We detoured from our flexible Lewis and Clark National Historic Trail itinerary to visit Lincoln, NE, on our way from St. Joseph, MO, to Sioux City, IA, for the night. Here are a few highlights of our long midday break in Lincoln.
We parked in a public parking garage and took a walking tour of downtown, heading first to the impressive State Capitol building, then strolling down Centennial Mall full of memorials toward the university, where we stopped in at the Nebraska History Museum because it had a special exhibit on Japanese Americans (sponsored by Kawasaki). Nebraska had several POW camps during World War II, but no Japanese internment camps. Ben Kuroki, a nisei Boy from Nebraska, became a war hero, flying bombing missions over Europe, North Africa, and Japan, and writing a book about it published in 1946. In the Museum's gift shop we bought the book about Nebraska POW Camps that I blogged a bit about, and I browsed enough of Homesteading the Plains to buy a Kindle version so I could blog passages from it. I've blogged many passages from University of Nebraska Press books over the years, including several about baseball in Asia and Australia and a few in their Bison Books (general interest) series.
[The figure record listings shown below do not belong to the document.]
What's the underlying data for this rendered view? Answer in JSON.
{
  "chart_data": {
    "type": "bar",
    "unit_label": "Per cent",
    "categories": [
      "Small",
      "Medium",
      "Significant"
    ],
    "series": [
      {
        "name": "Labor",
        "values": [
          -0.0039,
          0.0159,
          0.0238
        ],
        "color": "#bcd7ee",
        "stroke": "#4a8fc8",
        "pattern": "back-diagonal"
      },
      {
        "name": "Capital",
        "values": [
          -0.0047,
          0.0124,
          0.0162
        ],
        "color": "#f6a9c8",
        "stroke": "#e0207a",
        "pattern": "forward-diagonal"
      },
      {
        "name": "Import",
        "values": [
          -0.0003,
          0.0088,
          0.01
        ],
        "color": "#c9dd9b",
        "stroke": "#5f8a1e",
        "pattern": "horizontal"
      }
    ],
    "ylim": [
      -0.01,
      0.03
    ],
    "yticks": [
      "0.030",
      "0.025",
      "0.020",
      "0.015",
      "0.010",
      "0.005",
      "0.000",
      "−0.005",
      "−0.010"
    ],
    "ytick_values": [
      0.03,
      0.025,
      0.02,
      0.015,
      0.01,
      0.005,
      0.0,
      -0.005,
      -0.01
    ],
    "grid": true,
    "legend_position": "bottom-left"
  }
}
We were late getting out of Lincoln because we lost our car! We first looked in the wrong one of two similarly configured parking structures within two blocks of each other. When, after walking by each stall in all 6 floors, we asked about whether our car might have been towed, the attendants pointed us to the other structure two blocks away, where we found our car just where we had left it. After consoling ourselves with a late lunch, we lit out on I-80 and I-29 into Sioux City, IA, where we checked into Stoney Creek Hotel, a rustic, cowboy-themed midwestern chain we had never heard of before. It was pleasant enough, and convenient enough that we spent another night there on the way back down river. That night, we ate at Famous Dave's barbecue restaurant nearby, our last major overindulgence in meat on this trip.